Ministers vow to cut hospital placements for people with learning disabilities

The Government has promised a “dramatic reduction” in the number of hospital placements for people with learning disabilities, after publishing the final report into the mistreatment uncovered at Winterbourne View private hospital.

The programme of action set out in the Department of Health’s report also includes the publication, by Spring 2013, of proposals to strengthen accountability of boards of directors and senior managers for the safety and quality of care which their organisations provide.

“We will consider both regulatory sanctions available to the Care Quality Commission and criminal sanctions,” it explained. “We will determine whether CQC’s current regulatory powers and its primary legislative powers need to be strengthened to hold boards to account and will assess whether a fit and proper persons test could be introduced for board members.”

Other measures to bring about “fundamental change” include:

  • A review of all current placements by June 2013. “Everyone in hospital inappropriately will move to community-based support as quickly as possible, and no later than June 2014”;
  • By April 2014, each area will have developed a joint plan to “ensure high quality care and support services for all people with learning disabilities or autism and mental health conditions or behaviour described as challenging, in line with best practice”;
  • The CQC will strengthen inspections and regulation of hospitals and care homes for this group of people. This will include unannounced inspections involving people who use services and their families, and steps to ensure that services are in line with the agreed model of care;
  • A new NHS and local government-led joint improvement team will be set up to lead and support the transformation;
  • The Department of Health and the Department for Education will develop and issue statutory guidance on children in long-term residential care in 2013;
  • The Department of Health will revise statutory guidance and good practice guidance to reflect new legislation and address findings from Winterbourne View. This will be completed in time for the implementation of the Care and Support Bill. It will see Safeguarding Adults Boards put on a statutory footing (subject to Parliamentary approval) and local authorities empowered to make safeguarding enquiries;
  • The Department of Health will work with the CQC to agree how best to raise awareness of and ensure compliance with Deprivation of Liberty Safeguards provisions to protect individuals and their human rights. It will report by Spring 2014;
  • During 2014, the Department of Health will update the Mental Health Act Code of Practice, including to take account of the Winterbourne View report.
  • Guidance on best practice on positive behaviour support will be published by the end of 2013 “so that the physical restraint is only ever used as a last resort where the safety of individuals would otherwise be at risk and never to punish or humiliate”;
  • The Department of Health will work with independent advocacy organisations to identify the key factors to take account of in commissioning advocacy for people with learning disabilities in hospitals, and to drive up the quality of independent advocacy.
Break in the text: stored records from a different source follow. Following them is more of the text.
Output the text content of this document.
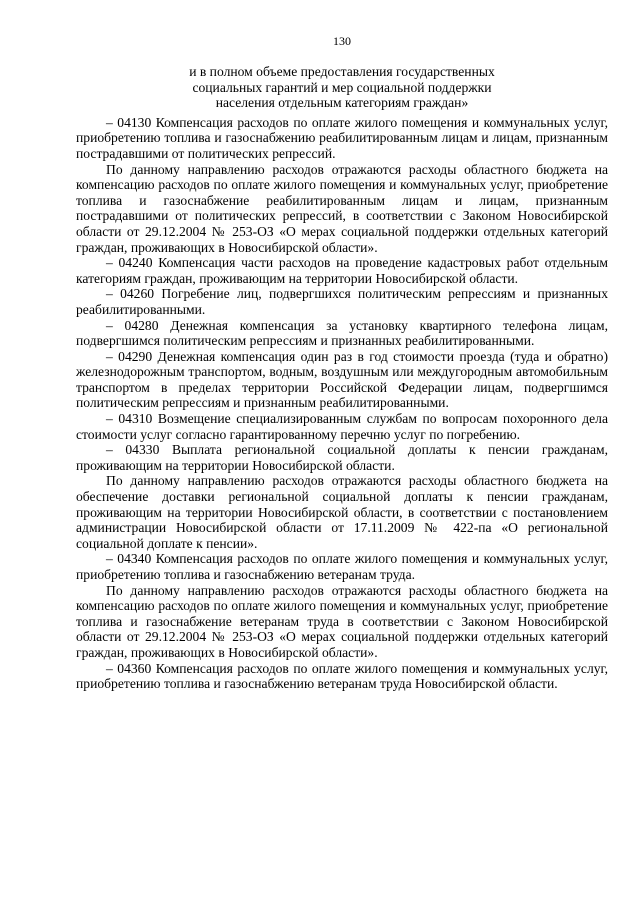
130
и в полном объеме предоставления государственных
социальных гарантий и мер социальной поддержки
населения отдельным категориям граждан»

– 04130 Компенсация расходов по оплате жилого помещения и коммунальных услуг, приобретению топлива и газоснабжению реабилитированным лицам и лицам, признанным пострадавшими от политических репрессий.

По данному направлению расходов отражаются расходы областного бюджета на компенсацию расходов по оплате жилого помещения и коммунальных услуг, приобретение топлива и газоснабжение реабилитированным лицам и лицам, признанным пострадавшими от политических репрессий, в соответствии с Законом Новосибирской области от 29.12.2004 № 253-ОЗ «О мерах социальной поддержки отдельных категорий граждан, проживающих в Новосибирской области».

– 04240 Компенсация части расходов на проведение кадастровых работ отдельным категориям граждан, проживающим на территории Новосибирской области.

– 04260 Погребение лиц, подвергшихся политическим репрессиям и признанных реабилитированными.

– 04280 Денежная компенсация за установку квартирного телефона лицам, подвергшимся политическим репрессиям и признанных реабилитированными.

– 04290 Денежная компенсация один раз в год стоимости проезда (туда и обратно) железнодорожным транспортом, водным, воздушным или междугородным автомобильным транспортом в пределах территории Российской Федерации лицам, подвергшимся политическим репрессиям и признанным реабилитированными.

– 04310 Возмещение специализированным службам по вопросам похоронного дела стоимости услуг согласно гарантированному перечню услуг по погребению.

– 04330 Выплата региональной социальной доплаты к пенсии гражданам, проживающим на территории Новосибирской области.

По данному направлению расходов отражаются расходы областного бюджета на обеспечение доставки региональной социальной доплаты к пенсии гражданам, проживающим на территории Новосибирской области, в соответствии с постановлением администрации Новосибирской области от 17.11.2009 № 422-па «О региональной социальной доплате к пенсии».

– 04340 Компенсация расходов по оплате жилого помещения и коммунальных услуг, приобретению топлива и газоснабжению ветеранам труда.

По данному направлению расходов отражаются расходы областного бюджета на компенсацию расходов по оплате жилого помещения и коммунальных услуг, приобретение топлива и газоснабжение ветеранам труда в соответствии с Законом Новосибирской области от 29.12.2004 № 253-ОЗ «О мерах социальной поддержки отдельных категорий граждан, проживающих в Новосибирской области».

– 04360 Компенсация расходов по оплате жилого помещения и коммунальных услуг, приобретению топлива и газоснабжению ветеранам труда Новосибирской области.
The Action for Advocacy Quality Performance Mark will be strengthened and the Code of Practice for advocates will be reviewed to clarify their role.
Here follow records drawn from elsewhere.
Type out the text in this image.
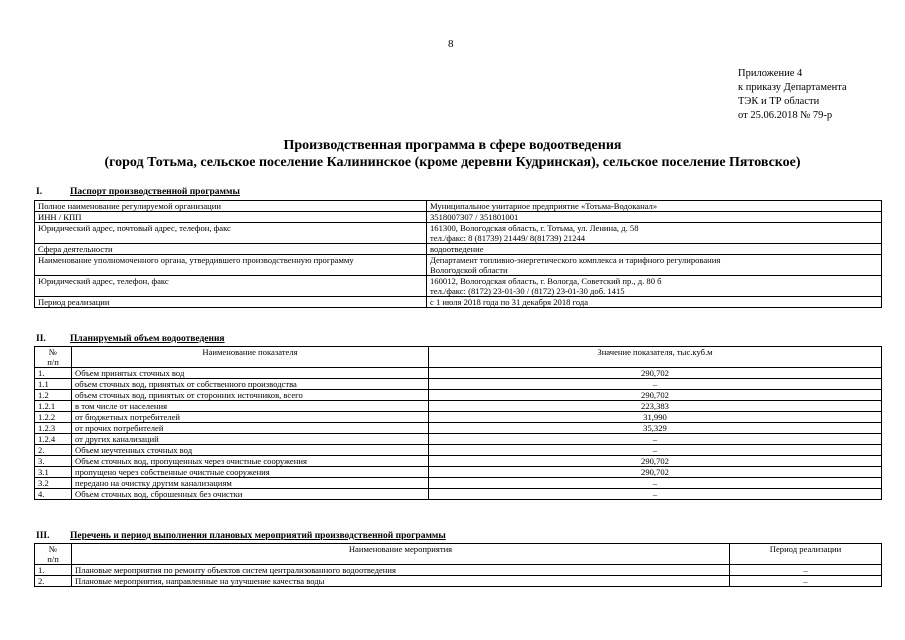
8
Приложение 4
к приказу Департамента
ТЭК и ТР области
от 25.06.2018 № 79-р
Производственная программа в сфере водоотведения
(город Тотьма, сельское поселение Калининское (кроме деревни Кудринская), сельское поселение Пятовское)
I.	Паспорт производственной программы
Полное наименование регулируемой организации	Муниципальное унитарное предприятие «Тотьма-Водоканал»
ИНН / КПП	3518007307 / 351801001
Юридический адрес, почтовый адрес, телефон, факс	161300, Вологодская область, г. Тотьма, ул. Ленина, д. 58
тел./факс: 8 (81739) 21449/ 8(81739) 21244

Сфера деятельности	водоотведение
Наименование уполномоченного органа, утвердившего производственную программу	Департамент топливно-энергетического комплекса и тарифного регулирования
Вологодской области

Юридический адрес, телефон, факс	160012, Вологодская область, г. Вологда, Советский пр., д. 80 б
тел./факс: (8172) 23-01-30 / (8172) 23-01-30 доб. 1415

Период реализации	с 1 июля 2018 года по 31 декабря 2018 года
II.	Планируемый объем водоотведения
№
п/п	Наименование показателя	Значение показателя, тыс.куб.м
1.	Объем принятых сточных вод	290,702
1.1	объем сточных вод, принятых от собственного производства	–
1.2	объем сточных вод, принятых от сторонних источников, всего	290,702
1.2.1	в том числе от населения	223,383
1.2.2	от бюджетных потребителей	31,990
1.2.3	от прочих потребителей	35,329
1.2.4	от других канализаций	–
2.	Объем неучтенных сточных вод	–
3.	Объем сточных вод, пропущенных через очистные сооружения	290,702
3.1	пропущено через собственные очистные сооружения	290,702
3.2	передано на очистку другим канализациям	–
4.	Объем сточных вод, сброшенных без очистки	–
III. Перечень и период выполнения плановых мероприятий производственной программы
№
п/п	Наименование мероприятия	Период реализации
1.	Плановые мероприятия по ремонту объектов систем централизованного водоотведения	–
2.	Плановые мероприятия, направленные на улучшение качества воды	–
The report said staff at Winterbourne View routinely mistreated and abused patients, and management allowed a culture of abuse to flourish.

“The warning signs were not picked up, and concerns raised by a whistleblower went unheeded,” the Department of Health said.

The report concluded that many people were in hospital who did not need to be, and that they had a right to be given the support and care they needed in the community.

Writing in the foreword to the report, Care and Support Minister Norman Lamb said: “The scandal that unfolded at Winterbourne View is devastating. Like many, I have felt shock, anger, dismay and deep regret that vulnerable people were able to be treated in such an unacceptable way, and that the serious concerns raised by their families were ignored by the authorities for so long.”